Uzi Peres
Quick Facts
Biography
Uziel Shlomo Peres (Hebrew: עוזיאל שלמה פרס), commonly known as Uzi Peres (1951-1992) was an Israeli director, scriptwriter and producer.
Biography
Uzi Peres was born in Geneva, Switzerland on 21 February 1951 and raised in Tel Aviv. His father, Gershon Peres (1925-2011, better known as Gigi) was a building contractor, and the younger brother of future Prime Minister and President of Israel, Shimon Peres; his mother, Carmela Keyla Peres, was an athlete. His first cousin once removed was American movie star Lauren Bacall.
He went to Ironi Dalet High School in Tel Aviv, and then served in the Israeli Defence Force and fought in the Yom Kippur War. After being discharged, he studied Film at Tel Aviv University and the New Sorbonne in Paris.
Peres died aged 41 on 31 July 1992, when he was one of 113 people killed on the Thai Airways International Airbus that crashed into a hillside whilst trying to make a bad weather landing in Kathmandu. He left a wife, Bracha, and three children, Sara, David and Michael. Together with the Israel Film and Television Directors Association, the Peres family established an annual prize in Uzi's name, awarded in conjunction with the Tel Aviv Cinematheque, to the director of an outstanding short film.

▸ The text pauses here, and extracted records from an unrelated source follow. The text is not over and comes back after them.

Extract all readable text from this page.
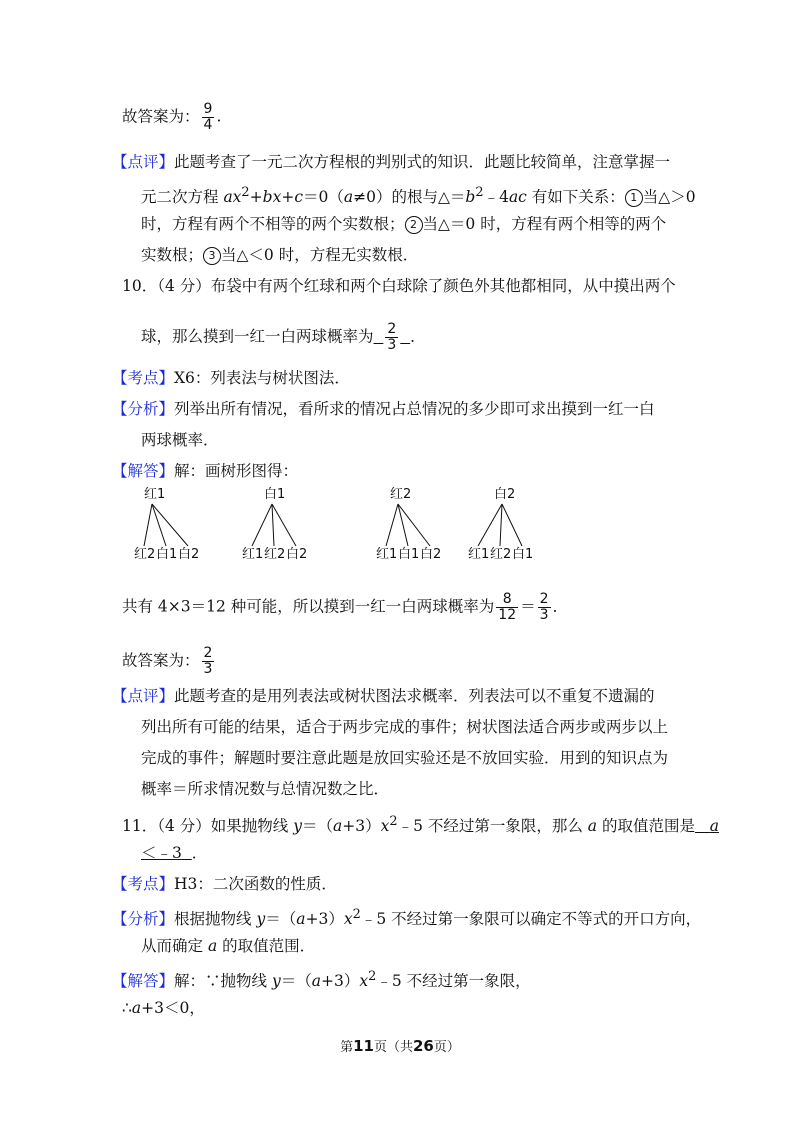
故答案为： $\frac{9}{4}$ .
【点评】此题考查了一元二次方程根的判别式的知识．此题比较简单，注意掌握一
元二次方程 $ax^2+bx+c=0(a\ne 0)$的根与$\triangle=b^2﹣4ac$ 有如下关系： 1 当△＞0
时，方程有两个不相等的两个实数根； 2 当△＝0 时，方程有两个相等的两个
实数根； 3 当△＜0 时，方程无实数根．
10．（4 分）布袋中有两个红球和两个白球除了颜色外其他都相同，从中摸出两个
球，那么摸到一红一白两球概率为 $\frac{2}{3}$ ．
【考点】X6：列表法与树状图法．
【分析】列举出所有情况，看所求的情况占总情况的多少即可求出摸到一红一白
两球概率．
【解答】解：画树形图得：
红1
红2 白1 白2
白1
红1 红2 白2
红2
红1 白1 白2
白2
红1 红2 白1
共有 4×3＝12 种可能，所以摸到一红一白两球概率为 $\frac{8}{12} = \frac{2}{3}$ ．
故答案为： $\frac{2}{3}$
【点评】此题考查的是用列表法或树状图法求概率．列表法可以不重复不遗漏的
列出所有可能的结果，适合于两步完成的事件；树状图法适合两步或两步以上
完成的事件；解题时要注意此题是放回实验还是不放回实验．用到的知识点为
概率＝所求情况数与总情况数之比．
11．（4 分）如果抛物线 $y=(a+3)x^2﹣5$ 不经过第一象限，那么 a 的取值范围是 a
＜﹣3 ．
【考点】H3：二次函数的性质．
【分析】根据抛物线 $y=(a+3)x^2﹣5$ 不经过第一象限可以确定不等式的开口方向，
从而确定 a 的取值范围．
【解答】解：∵抛物线 $y=(a+3)x^2﹣5$ 不经过第一象限，
∴a+3＜0，
第11页（共26页）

A plaque dedicates to Peres at Tel Aviv Cinematheque includes a quote from one of his early films, Pareil pas pareil (1978), which reads: "I would like to be able to turn every moment of life into a celebration, to build memorials to everything beautiful, to all that exists ... in order to preserve and endlessly multiply all that a dream allows."
Film career
Peres began his career with The Wait, a short 16mm film made in Israel in 1974. He continued to work in France, making three more short 16mm works: Choisir (1975), Cathédrales (1976), which won first prize at the short film festival in La Raincy, and Sans Draps (1977). He also worked as an editor on Frédéric Rossif's film La Fête Sauvage (The Wild Nation, 1976) and television series L'Opéra sauvage (1975-1981).
Returning to Israel in 1977, Peres became a founding member of Kayitz, also known as the Young Israeli Cinema group, with other filmmakers including Nissim Dayan, Nadav Levitan, Rachel and Yehuda Ne'eman, and Renen Schorr. The group published a manifesto in Kolnoa magazine, insisting that they shared no single ideology or aesthetic principles, but were united by their search of an innovative Israeli film language. Responding to the government's preference to support other arts ahead of cinema, they suggested that Israeli films should be produced with small crews and low budgets, but they also lobbied for increased funding for non-commercial cinema, which led to the foundation of the Fund for the Encouragement of Original Quality Films in 1978. He only made one more short in Israel, however - 1978's Hand Exercises, which won a Best Actor award at an Israeli short film competition.
Peres returned to France to make his first feature films: Pareil pas pareil (1978), L'amour mensonge (1979) and Shadow of a Game (1980). The first he directed in Israel was First Love (1982), produced by his sister, Ruth. Here, Yitzhak (played by Hanah Goldblatt) leaves his kibbutz during a midlife crisis returns to his first love, Ziva (Gila Almagor) now aged 40 with two teenage children, with inevitable complications for all involved. His final film, Me and My Wife's Lover, was also made in Israel and produced by Ruth Peres, and released in 1983.